Here’s the Cliff’s Notes version of the case, for those new or in need of a refresher: Baltimore high school student Hae Min Lee went missing in January of 1999. In early February, her body was found in a park—she had been strangled. In late February, her ex-boyfriend Adnan Syed was arrested and charged with her murder, based largely on statements given to police by his friend Jay Wilds. Wilds claimed that Syed admitted to strangling Lee, and that Wilds helped Syed bury her body. Syed has steadfastly maintained that though he spent time with Wilds on the day the murder supposedly took place, that he had nothing to do with it and doesn’t know why Wilds told the story that he did. Syed was convicted in 2000 and sentenced to life in prison, plus 30 years. He has appealed the conviction in subsequent years, and the conviction was—mild spoiler alert—vacated in 2016. The State of Maryland is currently appealing that appeal, and a decision on whether Syed will get a new trial will likely come in the summer of 2019. In the meantime, he remains in prison.

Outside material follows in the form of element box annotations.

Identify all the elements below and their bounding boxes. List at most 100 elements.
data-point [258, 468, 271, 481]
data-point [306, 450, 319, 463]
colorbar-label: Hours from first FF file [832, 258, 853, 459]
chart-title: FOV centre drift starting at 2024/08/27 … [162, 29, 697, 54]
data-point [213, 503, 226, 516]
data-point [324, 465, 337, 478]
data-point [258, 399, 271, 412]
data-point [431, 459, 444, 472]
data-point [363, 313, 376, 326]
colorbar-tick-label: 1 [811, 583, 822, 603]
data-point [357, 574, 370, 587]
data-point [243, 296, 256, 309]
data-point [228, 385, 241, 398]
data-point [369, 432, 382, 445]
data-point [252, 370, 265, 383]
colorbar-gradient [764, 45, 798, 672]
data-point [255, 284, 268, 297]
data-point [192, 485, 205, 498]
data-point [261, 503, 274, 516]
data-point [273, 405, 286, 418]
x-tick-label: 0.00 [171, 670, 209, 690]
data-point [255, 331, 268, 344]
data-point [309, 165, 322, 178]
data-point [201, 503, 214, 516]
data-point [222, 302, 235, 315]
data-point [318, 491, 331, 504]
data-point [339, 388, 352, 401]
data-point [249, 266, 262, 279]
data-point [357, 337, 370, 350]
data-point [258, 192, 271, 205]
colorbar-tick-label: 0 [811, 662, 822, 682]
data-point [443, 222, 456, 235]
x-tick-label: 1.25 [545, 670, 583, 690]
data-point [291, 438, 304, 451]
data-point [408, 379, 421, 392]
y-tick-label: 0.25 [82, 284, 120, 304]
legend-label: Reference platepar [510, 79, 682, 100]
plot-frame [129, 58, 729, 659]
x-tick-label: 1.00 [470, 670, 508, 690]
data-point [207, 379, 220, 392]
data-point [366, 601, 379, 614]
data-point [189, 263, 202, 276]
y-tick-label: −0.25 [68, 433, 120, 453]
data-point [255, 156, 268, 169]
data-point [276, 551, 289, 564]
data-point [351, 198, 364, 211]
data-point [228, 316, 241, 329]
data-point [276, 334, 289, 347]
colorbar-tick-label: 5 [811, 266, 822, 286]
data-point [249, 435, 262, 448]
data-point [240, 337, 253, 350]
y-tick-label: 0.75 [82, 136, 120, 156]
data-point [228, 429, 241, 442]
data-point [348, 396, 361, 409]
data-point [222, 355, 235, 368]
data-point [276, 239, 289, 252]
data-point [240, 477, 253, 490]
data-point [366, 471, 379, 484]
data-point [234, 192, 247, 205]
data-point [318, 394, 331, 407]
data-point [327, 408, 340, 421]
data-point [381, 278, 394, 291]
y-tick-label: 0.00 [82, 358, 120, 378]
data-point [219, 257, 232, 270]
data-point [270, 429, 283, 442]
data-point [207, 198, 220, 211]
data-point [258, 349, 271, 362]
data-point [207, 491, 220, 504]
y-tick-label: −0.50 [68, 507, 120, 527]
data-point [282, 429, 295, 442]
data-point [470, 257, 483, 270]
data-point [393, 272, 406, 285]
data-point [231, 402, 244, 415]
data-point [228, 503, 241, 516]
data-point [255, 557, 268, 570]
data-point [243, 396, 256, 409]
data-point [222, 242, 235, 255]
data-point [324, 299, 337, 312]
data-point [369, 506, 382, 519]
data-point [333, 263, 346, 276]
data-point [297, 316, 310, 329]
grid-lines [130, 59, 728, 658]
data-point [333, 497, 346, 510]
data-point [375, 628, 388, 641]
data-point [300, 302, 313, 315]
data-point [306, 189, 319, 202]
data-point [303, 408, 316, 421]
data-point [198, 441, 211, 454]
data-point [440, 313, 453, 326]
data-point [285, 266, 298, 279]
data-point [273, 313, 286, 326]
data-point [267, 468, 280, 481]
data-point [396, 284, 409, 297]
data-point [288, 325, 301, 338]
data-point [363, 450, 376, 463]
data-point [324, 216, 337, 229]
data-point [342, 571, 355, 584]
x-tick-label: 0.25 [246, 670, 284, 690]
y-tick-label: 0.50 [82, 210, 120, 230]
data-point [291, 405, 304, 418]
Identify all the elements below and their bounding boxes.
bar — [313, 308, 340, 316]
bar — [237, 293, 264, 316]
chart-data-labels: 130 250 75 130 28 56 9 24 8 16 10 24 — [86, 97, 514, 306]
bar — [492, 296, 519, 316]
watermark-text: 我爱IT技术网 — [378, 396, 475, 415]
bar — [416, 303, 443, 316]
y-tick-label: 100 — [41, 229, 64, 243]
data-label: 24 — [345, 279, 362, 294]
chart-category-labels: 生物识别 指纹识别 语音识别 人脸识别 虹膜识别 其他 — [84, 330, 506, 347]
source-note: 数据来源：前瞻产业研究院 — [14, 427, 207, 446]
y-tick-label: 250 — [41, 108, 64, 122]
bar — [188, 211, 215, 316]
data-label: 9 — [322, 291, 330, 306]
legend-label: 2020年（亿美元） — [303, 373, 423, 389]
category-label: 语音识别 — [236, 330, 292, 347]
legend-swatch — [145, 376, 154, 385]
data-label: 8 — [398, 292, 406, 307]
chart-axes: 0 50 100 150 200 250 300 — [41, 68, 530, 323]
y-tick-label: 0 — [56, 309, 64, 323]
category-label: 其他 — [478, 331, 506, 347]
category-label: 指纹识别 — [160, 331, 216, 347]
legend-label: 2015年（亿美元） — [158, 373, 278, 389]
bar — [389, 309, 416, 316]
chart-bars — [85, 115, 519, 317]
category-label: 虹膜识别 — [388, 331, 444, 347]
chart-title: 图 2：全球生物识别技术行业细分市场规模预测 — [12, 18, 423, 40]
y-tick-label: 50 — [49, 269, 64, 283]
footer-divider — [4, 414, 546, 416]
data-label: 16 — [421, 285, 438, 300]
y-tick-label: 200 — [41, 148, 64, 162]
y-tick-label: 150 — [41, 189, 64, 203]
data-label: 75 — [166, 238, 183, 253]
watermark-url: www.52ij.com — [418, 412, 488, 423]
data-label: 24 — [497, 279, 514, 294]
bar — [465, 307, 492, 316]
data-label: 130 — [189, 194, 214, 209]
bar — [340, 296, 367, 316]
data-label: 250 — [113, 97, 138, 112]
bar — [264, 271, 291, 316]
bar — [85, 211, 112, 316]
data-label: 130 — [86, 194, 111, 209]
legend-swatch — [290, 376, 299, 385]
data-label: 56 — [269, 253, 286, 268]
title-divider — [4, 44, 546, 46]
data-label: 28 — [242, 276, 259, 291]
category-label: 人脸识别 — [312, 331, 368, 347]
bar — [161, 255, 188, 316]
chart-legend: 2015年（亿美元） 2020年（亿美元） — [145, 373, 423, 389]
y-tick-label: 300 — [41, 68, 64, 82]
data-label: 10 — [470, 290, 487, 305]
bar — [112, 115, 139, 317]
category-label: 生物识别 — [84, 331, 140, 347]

If it were as simple as it sounds, neither Serial nor The Case Against would exist. The documentary goes further than the podcast in casting doubt on Wilds’ story and his credibility: Even those he considered friends tell of his propensity for lying. Berg tracked down a recent ex-girlfriend of Wilds’, who paints an ugly picture of abuse and dishonesty. And with regard to the central question of this whole case—if Jay Wilds was lying about the murder, why?—it paints a detailed and convincing (though obviously speculative) answer about overeager/dirty cops and a broken system. It’s The Case’s most compelling narrative, told via uncomfortable new interviews with Jay’s friends and corroborating witnesses, specifically Jennifer Pusateri, whose obvious agitation marks one of the doc’s most gripping moments. Along with the two chief legal reasons Syed is appealing—ineffective counsel and the admissibility of cellphone records that were central to the case—this portrait of Wilds’ journey makes a solid case for a new trial. (Half of the Serial subreddit is cheering now; the other half is angrily typing.)

Unfortunately for The Case, most of that information doesn’t show up until episode three, so the best way to watch it might be to hold off a few weeks and binge it. The fourth and final episode—again, not screened for reviewers—is scheduled to air March 31, and in an interview with Vulture, Berg all but promises some kind of bombshell. When asked whether she thinks she got closer to solving the case than Serial’s Sarah Koenig, she responds, “I don’t want to give the end away.”

Short of someone—or someones—changing their story completely, though, there will never be a tidy ending to this horrific case. It’s just too complex and twisted. Although it starts a little bit rocky and unfocused, The Case Against Adnan Syed eventually does an admirable job of focusing—doubters might say shaping—the various stories into something plausible. It seems silly to hope for a huge revelation in its final hour, but with such a fascinating case, it would be even sillier to doubt that another unexpected twist might arise.